Jean-Jacques Rousseau relates in his Confessions that one day in 1764 he and a friend were climbing up a hill at Cressier, near Neuchatel in Switzerland, when he ‘exclaimed with a cry of joy, “Ah! There is some periwinkle!” ’; the friend ‘observed my delight, without knowing the cause of it’. The flower had reawakened in Rousseau a happy memory from thirty years earlier, when he knew nothing of botany and the plant had been pointed out to him by his protector, tutor and lover, Madame de Warens. The popularity in France of the Confessions means that plant is now commonly regarded as an emblem of memory and friendship.
Jean-Jacques Rousseau was born on 28th June, 1712, and so there are just a few days left to mark his 300th anniversary. At the time of the periwinkle sighting he had been living for a couple of years in nearby Môtiers, after protests in Paris over his view of religion had forced him to flee. And it was there, when he was fifty, that he developed a passion for botany that was to last the rest of his life. He ordered a shelfload of books, and as he collected plants he annotated their margins – you can see them here. Straightaway he began to plan a botanical dictionary. His approach to plants, like his philosophy, is at the same time far removed from present-day understanding and immensely appealing, due not least to the clarity and force of his writing.

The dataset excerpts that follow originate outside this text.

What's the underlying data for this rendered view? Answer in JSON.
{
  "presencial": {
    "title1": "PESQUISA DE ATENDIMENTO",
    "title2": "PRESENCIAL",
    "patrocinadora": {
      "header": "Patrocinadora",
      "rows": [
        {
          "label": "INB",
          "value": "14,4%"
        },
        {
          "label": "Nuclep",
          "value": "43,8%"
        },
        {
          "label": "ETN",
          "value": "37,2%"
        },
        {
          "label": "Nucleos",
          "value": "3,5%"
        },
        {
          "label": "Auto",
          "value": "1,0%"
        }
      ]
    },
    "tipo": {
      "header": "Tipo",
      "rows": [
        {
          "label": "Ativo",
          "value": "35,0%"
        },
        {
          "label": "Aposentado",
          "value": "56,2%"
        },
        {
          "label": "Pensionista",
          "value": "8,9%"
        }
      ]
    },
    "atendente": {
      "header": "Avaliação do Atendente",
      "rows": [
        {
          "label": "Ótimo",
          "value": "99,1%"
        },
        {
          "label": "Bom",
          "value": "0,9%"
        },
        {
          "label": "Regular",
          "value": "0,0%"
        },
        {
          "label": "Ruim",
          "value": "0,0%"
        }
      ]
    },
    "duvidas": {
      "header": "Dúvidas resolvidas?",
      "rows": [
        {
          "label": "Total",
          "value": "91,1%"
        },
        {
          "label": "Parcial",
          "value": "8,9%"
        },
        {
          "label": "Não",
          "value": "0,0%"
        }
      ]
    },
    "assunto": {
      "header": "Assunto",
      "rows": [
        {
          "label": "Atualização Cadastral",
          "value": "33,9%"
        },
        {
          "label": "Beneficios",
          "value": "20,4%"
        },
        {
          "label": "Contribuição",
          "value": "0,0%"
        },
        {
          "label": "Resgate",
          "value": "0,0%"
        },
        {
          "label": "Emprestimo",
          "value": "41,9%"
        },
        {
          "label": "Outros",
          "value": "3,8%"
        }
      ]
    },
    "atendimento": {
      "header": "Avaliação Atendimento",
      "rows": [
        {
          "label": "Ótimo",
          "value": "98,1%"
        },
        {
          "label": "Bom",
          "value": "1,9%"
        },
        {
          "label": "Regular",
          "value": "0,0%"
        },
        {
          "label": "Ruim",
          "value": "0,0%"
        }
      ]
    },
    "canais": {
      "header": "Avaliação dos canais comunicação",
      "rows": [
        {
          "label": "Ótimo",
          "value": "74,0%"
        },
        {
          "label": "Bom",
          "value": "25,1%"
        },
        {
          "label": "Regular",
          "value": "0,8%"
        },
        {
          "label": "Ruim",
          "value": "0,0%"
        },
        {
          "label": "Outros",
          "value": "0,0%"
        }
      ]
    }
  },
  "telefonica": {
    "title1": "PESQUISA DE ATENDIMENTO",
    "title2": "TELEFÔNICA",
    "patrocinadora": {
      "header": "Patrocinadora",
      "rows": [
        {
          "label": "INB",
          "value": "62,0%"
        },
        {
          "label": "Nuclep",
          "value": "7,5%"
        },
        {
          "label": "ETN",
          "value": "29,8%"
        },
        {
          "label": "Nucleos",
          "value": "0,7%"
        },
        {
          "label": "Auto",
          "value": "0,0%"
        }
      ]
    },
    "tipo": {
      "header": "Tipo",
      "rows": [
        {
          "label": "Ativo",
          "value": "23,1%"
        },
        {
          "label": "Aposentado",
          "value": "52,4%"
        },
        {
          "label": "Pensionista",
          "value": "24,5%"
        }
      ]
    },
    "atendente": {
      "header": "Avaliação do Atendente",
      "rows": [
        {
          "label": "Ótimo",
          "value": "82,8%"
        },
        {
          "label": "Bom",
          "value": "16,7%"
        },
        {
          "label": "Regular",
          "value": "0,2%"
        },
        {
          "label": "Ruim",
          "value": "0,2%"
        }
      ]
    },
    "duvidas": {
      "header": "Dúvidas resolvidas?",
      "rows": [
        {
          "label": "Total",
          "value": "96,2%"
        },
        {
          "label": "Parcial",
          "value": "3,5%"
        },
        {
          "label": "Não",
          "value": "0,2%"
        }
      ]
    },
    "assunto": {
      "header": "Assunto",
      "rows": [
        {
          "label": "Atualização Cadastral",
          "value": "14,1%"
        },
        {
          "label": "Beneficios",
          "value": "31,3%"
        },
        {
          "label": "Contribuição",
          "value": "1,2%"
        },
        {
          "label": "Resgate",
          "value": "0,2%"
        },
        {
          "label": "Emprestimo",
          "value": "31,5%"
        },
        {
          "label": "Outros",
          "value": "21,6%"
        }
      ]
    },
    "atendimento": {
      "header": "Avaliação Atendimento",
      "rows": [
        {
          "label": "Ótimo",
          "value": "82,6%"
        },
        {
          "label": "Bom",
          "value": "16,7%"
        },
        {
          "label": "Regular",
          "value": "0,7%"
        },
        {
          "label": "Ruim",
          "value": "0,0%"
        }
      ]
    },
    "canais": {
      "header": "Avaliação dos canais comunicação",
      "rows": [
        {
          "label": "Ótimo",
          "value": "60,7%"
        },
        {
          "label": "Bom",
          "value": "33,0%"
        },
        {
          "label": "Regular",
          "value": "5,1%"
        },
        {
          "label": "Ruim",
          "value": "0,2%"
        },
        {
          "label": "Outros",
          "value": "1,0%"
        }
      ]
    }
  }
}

Rousseau admired Linnaeus, whose Species Plantarum had been published in 1753, and wrote to him:
Alone with Nature and with you I spend happy hours walking in the countryside, and from your Philosophia botanica I get more real profit than from all other books on ethics…
It was Linnaeus who gave Vinca its generic name, from the Latin vincire (to bind), referring to its use in garlands. Rousseau followed Linnaeus in seeing species as individually created by the Deity and immutable, and for him plant-collecting prompted transports of religious wonder:
Nothing is more singular than the rapture, the ecstacy I felt at every observation I made on vegetable structure, and on the play of the sexual parts in fructification. The forks of the long stamina of the Self-heal . . . the explosion of the fruit of Balsam . . . and a hundred little acts of fructification filled me with delight, and I ran about asking people if they had ever seen the horns on the Self-heal, just as La Fontaine asked if Habbakuk had ever been read.
The world of nature was a solace to Rousseau when the world of politics and religion rained blows on his head. He wrote: ‘If only I had imitated the Uppsala professor [Linnaeus], I would have won a few days of happiness and years of peace of mind.’
I was lucky enough to be given a copy of his Elementary Letters on Botany , written in the 1770s to a female friend he had met in Môtiers in 1762. In these he makes clear he has no time for botany as a science:
You must not, my dear friend, give botany an importance which it does not have; it is a study of pure curiosity, one that has no real utility except what a thinking, sensitive human being can draw from observing nature and the marvels of the universe. Man has rendered many things unnatural, the better to put them to his own use…
Here he is talking about grafting of wild fruit trees, and the selective breeding of flowers, which he describes as ‘monsters deprived of the faculty of reproducing their own kind’. He was also against the transport and naturalisation of plants from one part of the world to another: his response to the classification of Vinca major as an invasive species in temperate regions of Australia, New Zealand and the United States would surely have been ‘I told you so.’